While it’s obviously great that we’re allowed to play all the biggest titles before anyone else, video game hacks are often required to keep tight-lipped about the projects we are shown. There are embargoes that must be respected, non-disclosure agreements that must be signed, and all sorts of other stipulations that must be agreed to before we’re allowed into the underground thermonuclear bunkers where developers keep their preview code. That’s all fair enough, but sometimes it can be damned tricky to keep your mouth shut – particularly if you’re a blabbermouth like me.
I say this because I’m now finally allowed to talk about Kane & Lynch 2: Dog Days, and after a month or so of having to hold my tongue, this comes as something of a relief. You see, Dog Days is a bit mad. Yes, it’s a dark and violent third-person shooter, just like its predecessor, but the art style is highly unusual. While most action games try to make themselves look as slick and well-groomed as possible, aping the look of whichever Hollywood blockbuster is currently en vogue, Dog Days takes its cue from JJ Abrams’ Cloverfield and its shake-o-vision peers. While the game’s camera maintains its standard position slightly behind Lynch (he’s the anti-hero this time), it feels as if you’re watching the chaos through the eyes of a camcorder. It’s a bit like the world’s most violently unhinged edition of You’ve Been Framed… although a better title would be You’ve Been Repeatedly Shot In The Face.

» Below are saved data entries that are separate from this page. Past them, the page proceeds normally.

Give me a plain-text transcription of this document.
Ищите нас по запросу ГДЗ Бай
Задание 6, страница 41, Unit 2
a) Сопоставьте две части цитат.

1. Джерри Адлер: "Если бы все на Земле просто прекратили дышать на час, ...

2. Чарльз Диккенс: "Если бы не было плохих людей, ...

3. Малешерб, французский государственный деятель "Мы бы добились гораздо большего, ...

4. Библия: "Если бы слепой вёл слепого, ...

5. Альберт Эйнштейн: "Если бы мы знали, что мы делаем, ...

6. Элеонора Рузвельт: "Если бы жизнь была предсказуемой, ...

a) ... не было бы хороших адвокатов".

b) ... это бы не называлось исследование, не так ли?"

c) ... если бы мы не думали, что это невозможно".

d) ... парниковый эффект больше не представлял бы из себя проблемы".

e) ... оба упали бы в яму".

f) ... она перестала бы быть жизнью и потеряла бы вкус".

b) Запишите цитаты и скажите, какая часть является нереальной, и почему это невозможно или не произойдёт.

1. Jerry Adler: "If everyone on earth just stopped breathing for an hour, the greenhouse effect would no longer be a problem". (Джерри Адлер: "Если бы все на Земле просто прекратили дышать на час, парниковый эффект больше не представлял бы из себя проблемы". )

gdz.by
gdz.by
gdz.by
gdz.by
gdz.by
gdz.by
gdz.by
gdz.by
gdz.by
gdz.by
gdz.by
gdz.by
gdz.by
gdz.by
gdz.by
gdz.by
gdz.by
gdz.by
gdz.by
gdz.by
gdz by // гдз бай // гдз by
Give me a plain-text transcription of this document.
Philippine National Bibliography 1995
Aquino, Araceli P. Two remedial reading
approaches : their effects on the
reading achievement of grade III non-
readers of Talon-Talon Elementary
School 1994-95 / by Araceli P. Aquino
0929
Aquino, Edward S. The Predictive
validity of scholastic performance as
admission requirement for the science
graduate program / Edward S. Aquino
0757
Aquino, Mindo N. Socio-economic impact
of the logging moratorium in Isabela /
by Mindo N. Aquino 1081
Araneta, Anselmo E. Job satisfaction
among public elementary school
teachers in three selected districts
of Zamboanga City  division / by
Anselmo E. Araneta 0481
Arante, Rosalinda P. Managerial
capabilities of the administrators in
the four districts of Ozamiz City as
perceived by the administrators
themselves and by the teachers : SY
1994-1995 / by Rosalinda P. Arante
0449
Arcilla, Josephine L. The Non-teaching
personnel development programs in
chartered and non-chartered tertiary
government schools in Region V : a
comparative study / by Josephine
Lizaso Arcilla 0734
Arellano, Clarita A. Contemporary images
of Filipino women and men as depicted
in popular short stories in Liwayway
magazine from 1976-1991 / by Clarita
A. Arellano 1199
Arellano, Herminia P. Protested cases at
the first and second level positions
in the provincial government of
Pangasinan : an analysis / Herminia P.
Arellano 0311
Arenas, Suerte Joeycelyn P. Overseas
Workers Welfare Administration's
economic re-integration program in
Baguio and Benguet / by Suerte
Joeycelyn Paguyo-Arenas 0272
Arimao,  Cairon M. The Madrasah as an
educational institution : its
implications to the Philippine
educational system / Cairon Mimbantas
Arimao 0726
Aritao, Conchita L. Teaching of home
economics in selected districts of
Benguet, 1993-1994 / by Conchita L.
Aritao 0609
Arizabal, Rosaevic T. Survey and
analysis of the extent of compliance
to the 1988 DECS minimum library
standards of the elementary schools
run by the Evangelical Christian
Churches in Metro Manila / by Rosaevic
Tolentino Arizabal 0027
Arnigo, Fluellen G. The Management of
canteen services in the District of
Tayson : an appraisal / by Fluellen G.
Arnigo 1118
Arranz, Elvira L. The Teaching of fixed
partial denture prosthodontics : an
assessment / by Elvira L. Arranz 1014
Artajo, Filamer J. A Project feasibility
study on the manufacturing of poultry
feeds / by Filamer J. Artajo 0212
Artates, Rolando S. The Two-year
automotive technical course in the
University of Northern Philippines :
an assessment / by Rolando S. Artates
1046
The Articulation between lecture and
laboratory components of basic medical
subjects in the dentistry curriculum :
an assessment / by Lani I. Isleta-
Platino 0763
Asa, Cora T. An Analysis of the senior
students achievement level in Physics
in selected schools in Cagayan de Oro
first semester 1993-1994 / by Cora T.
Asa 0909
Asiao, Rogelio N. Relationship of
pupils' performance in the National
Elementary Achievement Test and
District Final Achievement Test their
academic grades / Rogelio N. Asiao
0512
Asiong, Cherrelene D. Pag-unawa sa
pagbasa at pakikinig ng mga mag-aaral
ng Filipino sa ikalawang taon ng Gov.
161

Alright, so right now this revelation may not sound like much of a bombshell, but I assure you that you’ll be taken aback when you see this game in action for the first time. When Lynch is dashing down a corridor, the camera lurches as “we” attempt to keep up with him; when bullets fly towards him (which happens frequently), digital interference speckles the screen. And in addition to this, there’s a grainy filter laid over the top of everything that gives the game a delightfully sordid look. On paper it sounds like a bit of a dubious design choice, but from what I’ve seen so far, the results are quite remarkable. There’s no background music either, so unless you happen to be near something in-game that's parping out a tune, you’ll be left with the noise of your surroundings – a cacophony of gunshots, screaming and the hustle and chatter of downtown Shanghai.
Ah yes, Shanghai. I’ve not yet mentioned the setup for Dog Days. After the bloody events of the first game, the psychopathic Lynch has settled down in Shanghai with his loving girlfriend (we don't know much about her aside from the fact that her name is Xiu, but it's safe to say that her taste in men is appalling). Kane has meanwhile returned to his mercenary ways, but it’s not long before Lynch summons him out East to assist with “one last job”. And surprise surprise, it takes all of five minutes before the faecal matter hits the proverbial wind turbine. Cue another violent helping of badness and shooty bang bang, drawn out over the course of two days and nights.
Beyond this the story is still somewhat cloaked in mystery, but if the dark-as-ebony first game is anything to go by, it'll probably end badly for all concerned. Kane and Lynch are not the kind of men who ride off into the sunset; indeed, judging by the brief gameplay demo I was shown in December, it seems as if it's hard for them to even sit down to a quiet meal without someone having their frontal lobes blown all over the nearest wall.
The demo kicked off with a stylish, shaky close-up of our favourite miscreants shovelling noodles into their ex-con maws. Neither man looked particularly happy, but then they rarely do. After a moment or two of sullen chewing, the meal was interrupted by angry shouts - at which point the camera whipped around to reveal several armed men bursting into the restaurant. As the first of many gunshots rang out, Lynch dived away from the table and... well, to be honest it was kind of hard to keep track of what happened immediately next, as the camera was shaking all over the place. Essentially what I saw was an extremely smooth transition from cut-scene into gameplay - except that the camera movement itself wasn't smooth at all. It's hard to convey the contradictory nature of this scene, but in a nutshell it felt like all hell broke loose in the space of about two seconds, with a fearless Handycam operator attempting to document the whole thing.